Öğrenciler bu sene de okula başladığında, ders programlarında hiçbir seçim yapma imkanı olmadan, okul idaresi tarafından dayatılan din dersleriyle karşılaştı. Öğrenciler seçmese de ders programlarında “Kur’an-ı Kerim”, “Peygamberimizin Hayatı ve Temel Dini Bilgiler” gibi dini içerikli dersler yer aldı.
Farklı ulus, mezhep ve dinden halkları yok sayan dinci-gerici faşist AKP-MHP rejimi, tüm topluma İslam dinini ve Sünni mezhebini dayatarak, müfredat yoluyla da toplumu ideolojik kuşatma altına almaya çalışmaktadır.
AKP-MHP iktidarı, MEB eliyle okullarda “resmi” biçimde hayata geçirdiği dinsel-gerici ideolojisini, yoksul semtlerde, kenar mahallelerde türlü yolla hayata geçirmektedir.
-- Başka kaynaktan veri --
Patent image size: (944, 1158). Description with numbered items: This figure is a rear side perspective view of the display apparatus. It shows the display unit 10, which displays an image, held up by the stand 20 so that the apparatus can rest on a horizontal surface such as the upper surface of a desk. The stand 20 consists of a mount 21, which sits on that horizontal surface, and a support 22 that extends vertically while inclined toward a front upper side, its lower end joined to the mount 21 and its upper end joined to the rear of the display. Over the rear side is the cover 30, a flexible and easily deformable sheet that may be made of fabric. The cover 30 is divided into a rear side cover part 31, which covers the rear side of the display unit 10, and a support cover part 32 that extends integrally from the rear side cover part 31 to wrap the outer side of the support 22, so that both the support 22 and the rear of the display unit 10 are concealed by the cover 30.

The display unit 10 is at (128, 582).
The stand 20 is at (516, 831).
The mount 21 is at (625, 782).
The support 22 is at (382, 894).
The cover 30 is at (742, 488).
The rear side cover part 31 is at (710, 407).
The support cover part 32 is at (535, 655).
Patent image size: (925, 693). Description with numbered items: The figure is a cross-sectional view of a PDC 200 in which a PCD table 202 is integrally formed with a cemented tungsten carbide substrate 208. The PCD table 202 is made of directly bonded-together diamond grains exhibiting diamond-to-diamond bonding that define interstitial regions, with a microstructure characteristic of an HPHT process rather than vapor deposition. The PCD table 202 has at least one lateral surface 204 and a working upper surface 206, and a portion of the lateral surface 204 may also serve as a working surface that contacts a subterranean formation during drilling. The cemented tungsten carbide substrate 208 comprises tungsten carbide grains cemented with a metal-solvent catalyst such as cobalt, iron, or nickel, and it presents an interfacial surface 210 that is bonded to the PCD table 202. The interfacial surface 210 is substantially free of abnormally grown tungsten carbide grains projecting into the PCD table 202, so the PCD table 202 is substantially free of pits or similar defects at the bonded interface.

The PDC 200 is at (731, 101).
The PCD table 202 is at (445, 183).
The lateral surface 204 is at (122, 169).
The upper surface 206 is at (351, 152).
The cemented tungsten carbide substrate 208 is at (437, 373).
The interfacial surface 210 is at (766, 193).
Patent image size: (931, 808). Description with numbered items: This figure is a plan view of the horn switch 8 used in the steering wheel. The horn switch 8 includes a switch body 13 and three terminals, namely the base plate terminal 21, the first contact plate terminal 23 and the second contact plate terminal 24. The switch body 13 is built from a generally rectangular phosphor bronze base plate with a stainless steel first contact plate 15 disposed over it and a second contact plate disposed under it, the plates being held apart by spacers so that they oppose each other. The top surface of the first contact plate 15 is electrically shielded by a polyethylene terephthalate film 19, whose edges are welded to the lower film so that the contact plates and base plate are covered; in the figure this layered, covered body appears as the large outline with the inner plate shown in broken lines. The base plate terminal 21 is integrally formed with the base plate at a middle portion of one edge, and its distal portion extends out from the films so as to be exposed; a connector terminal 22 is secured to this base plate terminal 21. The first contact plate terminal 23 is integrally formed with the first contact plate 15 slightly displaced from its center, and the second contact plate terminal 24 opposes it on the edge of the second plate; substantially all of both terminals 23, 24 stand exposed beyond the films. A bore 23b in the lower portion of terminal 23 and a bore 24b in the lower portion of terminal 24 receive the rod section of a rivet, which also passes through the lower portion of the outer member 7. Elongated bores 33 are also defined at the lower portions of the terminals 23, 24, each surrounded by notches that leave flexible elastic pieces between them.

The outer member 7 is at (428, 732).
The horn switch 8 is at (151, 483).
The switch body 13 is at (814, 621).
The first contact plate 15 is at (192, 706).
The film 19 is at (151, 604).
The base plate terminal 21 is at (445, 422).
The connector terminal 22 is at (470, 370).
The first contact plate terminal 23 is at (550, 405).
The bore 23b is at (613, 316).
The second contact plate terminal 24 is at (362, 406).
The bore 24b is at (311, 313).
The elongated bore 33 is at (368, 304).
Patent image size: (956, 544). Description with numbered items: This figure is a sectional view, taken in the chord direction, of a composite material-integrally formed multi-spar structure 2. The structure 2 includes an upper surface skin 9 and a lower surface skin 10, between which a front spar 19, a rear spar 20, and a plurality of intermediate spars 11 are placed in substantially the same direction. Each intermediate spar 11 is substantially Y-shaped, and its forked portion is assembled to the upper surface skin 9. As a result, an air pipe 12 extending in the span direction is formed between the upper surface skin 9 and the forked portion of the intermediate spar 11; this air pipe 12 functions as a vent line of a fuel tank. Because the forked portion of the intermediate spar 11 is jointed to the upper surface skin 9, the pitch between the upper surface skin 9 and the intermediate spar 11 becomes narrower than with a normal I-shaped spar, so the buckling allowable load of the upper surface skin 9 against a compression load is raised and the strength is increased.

Bodrum katlarında, pencereleri kapalı bir vaziyette, tabelası dahi olmayan, son yıllarda mantar gibi türeyen, önemli bir kısmı yatılı “sıbyan mektepleri”nde küçücük çocuklar, istismarcı “hocalardan” ders almaktadır. Yoksul ailelerin çoğunun mecburiyetten gönderdiği böylesi yerlerde, küçücük çocuklar her türlü istismara maruz kalmaktadır.
Sermaye devletinin dümenini tutan tüm iktidarlar gibi AKP-MHP rejimi gençliği kendi ideolojisiyle eğitip donatmak için her yolu kullanmaktadır. Din istismarcısı rejim, devletin “resmi” kurumlarında gençliğe şırınga ettiği dinci-gerici ideolojiyi, camilerin kurslarında, sıbyan mekteplerinde tamamlamaktadır.
Bu dinci-gerici kuşatmayı yok etmenin yegâne yolu, faşist AKP-MHP iktidarına karşı örgütlü mücadeleyi yükseltmektir. Çocukların eşit, parasız, bilimsel, laik ve anadilinde eğitim görmesi ancak bu şekilde mümkün olacaktır.